Of the lignocaine group, only one patient survived the first hour after VT termination. The rest ended up failing two boluses of lignocaine, then got shocked and crossed over to amiodarone. Then, the majority failed two boluses of that, developed asystole or brady-PEA and died. This brings up some questions. What the hell kind of resuscitation were these patients receiving? Was there even CPR? The average heart rate was 120; what about overdrive pacing?
In 2014 Kudenchuk et al published the rationale and methodology of their large scale of amiodarone vs. lignocaine vs. nothing. They expected n=3000, providing 90% power to detect a 6.3% survival benefit (from 23.4% to 29.7%). By the end of enrolment in 2015, they had 3026 patients.
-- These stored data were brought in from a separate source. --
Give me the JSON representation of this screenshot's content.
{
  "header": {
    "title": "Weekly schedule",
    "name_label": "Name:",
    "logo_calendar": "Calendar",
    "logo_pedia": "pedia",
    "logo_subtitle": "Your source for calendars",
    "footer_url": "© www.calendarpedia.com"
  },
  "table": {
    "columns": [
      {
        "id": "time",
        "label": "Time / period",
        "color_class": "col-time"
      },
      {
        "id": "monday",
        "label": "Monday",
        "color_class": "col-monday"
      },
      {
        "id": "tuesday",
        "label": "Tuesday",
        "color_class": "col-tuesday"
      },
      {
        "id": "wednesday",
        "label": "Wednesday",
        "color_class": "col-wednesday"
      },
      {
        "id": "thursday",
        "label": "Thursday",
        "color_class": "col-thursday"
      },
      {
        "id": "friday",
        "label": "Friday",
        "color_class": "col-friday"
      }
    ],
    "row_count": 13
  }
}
The detected survival benefit for amiodarone (vs placebo) was unfortunately only 3.2%, and 2.6% for lignocaine (i.e. a statistically insiginificant 0.7% difference). The treatment effect was somewhat better in the group of patients with witnessed arrest, suggesting that bystander CPR maintains some myocardial oxygenation so that the antiarrhythmics can have a chance to work. Ultimately, the authors were forced to conclude that on the basis of their data it was impossible to tell which drug was better, and in fact neither performed much better than placebo.
Results of meta-analysis
Huang et al (2013) a meta-analysis of the above trials, plus a whole bunch of others. In total ten RCTs and seven observational studies were scraped together. The authors were able to firmly conclude in favour of amiodarone (vs. lignocaine and nifekalant) and against sotalol or bretylium. However, all the improvement was focused on surviving the arrest, rather than the hospital admission. Similarly, the 2016 meta-analysis by Laina et al redemonstrated the trend towards better prehospital survival and unchanged in-hospital mortality. On the basis of this, one may continue to make an argument for the ongoing use of amiodarone in cardiac arrest: the first step to overall survival is survival to hospital admission.